Subject to some exceptions, cancellation of debt generally constitutes taxable income insofar as the debtor receives an economic benefit as a result of the debt forgiveness. The effect of a debt cancellation is to reduce the debtor's liabilities and, thereby, increase the debtor's overall net worth. Thus, the amount of debt forgiven is generally treated as taxable income received. Generally, brokerage firms and financial institutions report this income to the IRS as non-employee compensation on Form 1099-MISC. As a result, brokers who leave the employ of a firm prior to repayment of the employment-related loan end up not only with income tax liability, but also self-employment tax liability (about 14% for Social Security, Medicare, FICA, etc). However, since most brokers and financial professionals are W-2 employees, use of a 1099-MISC is often an improper method of reporting the income.
Cancelled Debt as W-2 Wages
The use of a 1099-MISC to report the cancellation of debt as non-employee compensation is, in essence, an explicit statement by the brokerage house that the recipient employee is not an employee. So then why would the employer report this employment-related income as non-employee compensation rather than as W-2 wages?

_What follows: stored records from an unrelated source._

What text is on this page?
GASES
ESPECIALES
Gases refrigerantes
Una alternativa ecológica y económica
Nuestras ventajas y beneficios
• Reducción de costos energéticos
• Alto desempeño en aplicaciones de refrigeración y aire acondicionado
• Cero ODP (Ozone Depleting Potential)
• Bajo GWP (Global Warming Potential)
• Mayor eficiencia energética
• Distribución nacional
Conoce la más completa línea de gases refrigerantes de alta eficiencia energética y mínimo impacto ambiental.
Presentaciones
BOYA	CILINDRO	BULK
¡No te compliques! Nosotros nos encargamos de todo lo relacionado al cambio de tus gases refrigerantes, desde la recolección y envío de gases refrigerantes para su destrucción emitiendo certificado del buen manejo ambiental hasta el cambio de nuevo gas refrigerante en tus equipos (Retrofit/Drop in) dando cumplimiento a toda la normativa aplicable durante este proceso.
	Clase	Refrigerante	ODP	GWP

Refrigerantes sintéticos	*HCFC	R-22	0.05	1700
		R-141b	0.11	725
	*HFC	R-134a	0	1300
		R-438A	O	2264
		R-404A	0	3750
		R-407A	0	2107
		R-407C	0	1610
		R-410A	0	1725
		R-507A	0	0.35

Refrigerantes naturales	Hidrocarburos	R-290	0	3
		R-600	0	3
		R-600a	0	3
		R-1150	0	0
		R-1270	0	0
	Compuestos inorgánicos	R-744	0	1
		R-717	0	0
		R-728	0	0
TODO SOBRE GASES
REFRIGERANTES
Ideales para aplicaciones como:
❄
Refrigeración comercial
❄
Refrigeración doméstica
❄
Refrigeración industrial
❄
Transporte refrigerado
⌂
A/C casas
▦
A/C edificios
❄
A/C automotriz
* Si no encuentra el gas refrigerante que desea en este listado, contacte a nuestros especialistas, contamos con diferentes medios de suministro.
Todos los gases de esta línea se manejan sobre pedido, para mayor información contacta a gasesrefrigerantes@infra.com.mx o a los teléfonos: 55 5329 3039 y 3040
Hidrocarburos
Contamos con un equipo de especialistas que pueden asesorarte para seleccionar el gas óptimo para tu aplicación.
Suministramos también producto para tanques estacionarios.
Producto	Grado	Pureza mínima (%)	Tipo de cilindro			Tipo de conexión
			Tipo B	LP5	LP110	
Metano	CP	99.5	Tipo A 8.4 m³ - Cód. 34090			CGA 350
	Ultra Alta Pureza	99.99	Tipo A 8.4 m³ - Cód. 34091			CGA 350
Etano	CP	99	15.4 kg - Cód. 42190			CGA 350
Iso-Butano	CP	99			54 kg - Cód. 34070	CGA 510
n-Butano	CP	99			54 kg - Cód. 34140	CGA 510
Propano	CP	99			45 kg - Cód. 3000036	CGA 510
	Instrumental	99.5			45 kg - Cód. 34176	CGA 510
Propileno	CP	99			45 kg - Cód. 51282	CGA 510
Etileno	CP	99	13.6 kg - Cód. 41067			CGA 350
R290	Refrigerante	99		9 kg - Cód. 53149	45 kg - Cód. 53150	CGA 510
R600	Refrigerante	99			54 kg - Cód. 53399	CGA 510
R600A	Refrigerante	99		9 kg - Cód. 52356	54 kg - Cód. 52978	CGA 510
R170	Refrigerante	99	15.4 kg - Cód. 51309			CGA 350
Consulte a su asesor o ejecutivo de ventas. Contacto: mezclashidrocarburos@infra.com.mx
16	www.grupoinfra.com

Maybe to avoid the employer-portion of payroll tax (e.g., FICA, Social Security, Medicare). Maybe due to other non-tax commercial considerations. Whatever the case may be, both the Internal Revenue Service and the United States Tax Court have found stockbrokers and financial advisors to be employees for federal tax purposes. E.g., Gierek v. Commissioner, T.C. Memo 1993-642; Rev. Rul. 76-138, 1976-1 C.B. 315. Most brokers and financial advisors are provided with an office, equipment, and other benefits. In addition, commissions are usually reported on a Form W-2. Finally, and most significantly, stockbrokers and financial advisors are subject to the firm's control with respect to trading and other business activities. Moreover, the promissory notes are issued in connection with the employment. In these respects, the loan proceeds are in the nature of employee compensation. Consequently, the forgiveness of debt is properly reportable on Form W-2 rather than on a 1099-MISC. See Chief Counsel Advice 200130038. In this respect, it should be of no moment whether the cancellation occurs prior to or subsequent to the broker's resignation or termination from the firm. Under relevant United States Supreme Court jurisprudence, an amount constitutes W-2 wages if it arises in connection with the employment relationship. This is true even where the employment relationship no longer exists at the time taxable income is realized to the former employee as a result of the debt forgiveness.
Takeaway
If you or someone you know has incurred a tax liability in connection with the cancellation or forgiveness of an employment-related loan, you might be paying too much in tax.